Yeah, absolutely. So our unaudited year-end cash position is around $456 million. So we have a very substantial balance sheet at the moment that does fund our activities through the next few years. Our cash runway guidance is into the second half of 2027, which assumes certain additional regulatory milestones are met with our partners. But yeah, that's a really good robust cash runway. And that does fund our INDs through to the key proof of concept elements and moving them up into phase I clinical studies. And as I said, these assets are all unencumbered. So we have additional optionality to further extend that runway by doing some additional partnerships, bringing in some upfront from partnerships and risk-sharing on the R&D expenses to further extend that runway beyond 2027.
Okay. And then just final question. I guess you can both chime in. In terms of 2024 and the catalyst/value inflection points, just maybe walk us through what you have there. Obviously, there's the GEA readout. But that's, you know, that's a little bit separate from the core focus, as you mentioned, Chris. You have the INDs. But just maybe help us understand what investors should be looking forward to to chart the path this year.

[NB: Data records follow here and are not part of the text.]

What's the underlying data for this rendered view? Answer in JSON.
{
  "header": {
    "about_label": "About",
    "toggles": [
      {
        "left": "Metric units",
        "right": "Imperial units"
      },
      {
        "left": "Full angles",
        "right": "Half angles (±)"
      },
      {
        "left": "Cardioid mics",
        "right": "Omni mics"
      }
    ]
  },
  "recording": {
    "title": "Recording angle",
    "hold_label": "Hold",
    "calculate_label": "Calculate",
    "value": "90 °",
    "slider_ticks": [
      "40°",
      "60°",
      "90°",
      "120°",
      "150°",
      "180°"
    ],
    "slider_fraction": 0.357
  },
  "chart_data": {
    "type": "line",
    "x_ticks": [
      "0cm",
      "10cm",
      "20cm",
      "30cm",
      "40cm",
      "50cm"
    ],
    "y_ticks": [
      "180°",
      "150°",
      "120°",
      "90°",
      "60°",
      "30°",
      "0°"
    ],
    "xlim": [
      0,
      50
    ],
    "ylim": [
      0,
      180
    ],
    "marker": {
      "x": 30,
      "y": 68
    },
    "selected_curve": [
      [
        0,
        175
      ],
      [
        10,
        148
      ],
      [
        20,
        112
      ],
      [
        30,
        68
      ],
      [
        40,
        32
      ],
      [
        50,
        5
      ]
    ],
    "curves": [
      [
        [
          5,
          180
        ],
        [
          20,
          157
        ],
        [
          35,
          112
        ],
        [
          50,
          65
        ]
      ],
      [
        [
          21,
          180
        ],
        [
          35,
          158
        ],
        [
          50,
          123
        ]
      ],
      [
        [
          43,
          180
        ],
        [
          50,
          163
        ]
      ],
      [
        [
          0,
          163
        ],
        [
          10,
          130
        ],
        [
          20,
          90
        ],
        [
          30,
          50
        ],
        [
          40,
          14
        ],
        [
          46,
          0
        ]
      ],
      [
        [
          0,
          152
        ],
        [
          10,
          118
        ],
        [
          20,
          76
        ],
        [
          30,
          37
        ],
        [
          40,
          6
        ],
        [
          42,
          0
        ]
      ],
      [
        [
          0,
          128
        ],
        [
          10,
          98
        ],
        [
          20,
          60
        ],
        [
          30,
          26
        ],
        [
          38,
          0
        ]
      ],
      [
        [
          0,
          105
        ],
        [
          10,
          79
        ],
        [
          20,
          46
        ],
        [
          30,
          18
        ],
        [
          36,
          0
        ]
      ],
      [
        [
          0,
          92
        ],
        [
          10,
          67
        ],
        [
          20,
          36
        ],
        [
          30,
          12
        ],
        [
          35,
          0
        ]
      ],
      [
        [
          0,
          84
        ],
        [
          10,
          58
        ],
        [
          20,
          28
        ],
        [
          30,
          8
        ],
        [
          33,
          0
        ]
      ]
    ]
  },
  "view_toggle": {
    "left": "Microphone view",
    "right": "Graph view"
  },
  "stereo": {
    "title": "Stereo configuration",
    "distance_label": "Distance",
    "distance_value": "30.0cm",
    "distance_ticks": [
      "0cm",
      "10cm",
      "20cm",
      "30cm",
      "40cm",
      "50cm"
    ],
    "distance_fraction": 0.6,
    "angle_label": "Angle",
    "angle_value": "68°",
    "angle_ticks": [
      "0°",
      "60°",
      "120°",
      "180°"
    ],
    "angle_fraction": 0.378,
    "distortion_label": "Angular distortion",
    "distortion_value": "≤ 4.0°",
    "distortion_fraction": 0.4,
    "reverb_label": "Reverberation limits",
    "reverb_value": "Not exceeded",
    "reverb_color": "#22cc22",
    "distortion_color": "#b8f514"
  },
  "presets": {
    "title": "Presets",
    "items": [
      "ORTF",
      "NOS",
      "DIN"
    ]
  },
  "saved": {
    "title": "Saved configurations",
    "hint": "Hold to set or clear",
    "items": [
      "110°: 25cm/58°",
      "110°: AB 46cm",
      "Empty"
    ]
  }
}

Yeah, absolutely. I mean, it is worthy of note that the pivotal top-line data coming out on GEA later this year is a core value driver for the company. That'll be coming through our partners, Jazz and BeiGene later in the year. So definitely something to watch. As Paul has described as well, we have our two INDs coming up in 2024. Those details of those phase I studies launching across multiple regions will be coming out this year as well. Also, the zanidatamab zovodotin phase II trial initiation this year. Those are the core ones. Paul, any others to call out?
Yeah, no, that's right. I think on the, you know, the later stage programs, that's the right call. We will, you know, we'll have presentations at AACR. So we had, you know, we have some abstracts of approval for that. And we'll have presentations. And that will talk a little bit maybe more about our pipeline coming through. And then, as we mentioned earlier, we'll be nominating the fifth of the 5 by 5, you know, towards the end of this year, as well. So stay tuned for that.
So I think they're from the science side, and we'll continue to progress our advanced portfolio as well as pushing forward with the two INDs and getting them all ready for filing next year and, you know, the supportive work that needs to be done on those. But not sure we'll present too much more on those this year.
All right. I think we covered a lot in a short amount of time. So we're very efficient. But thank you both, Chris and Paul. Appreciate the time. We look forward to the updates you just highlighted.
Thanks.
Thanks.
Yeah, that's my question. Bye-bye, everyone.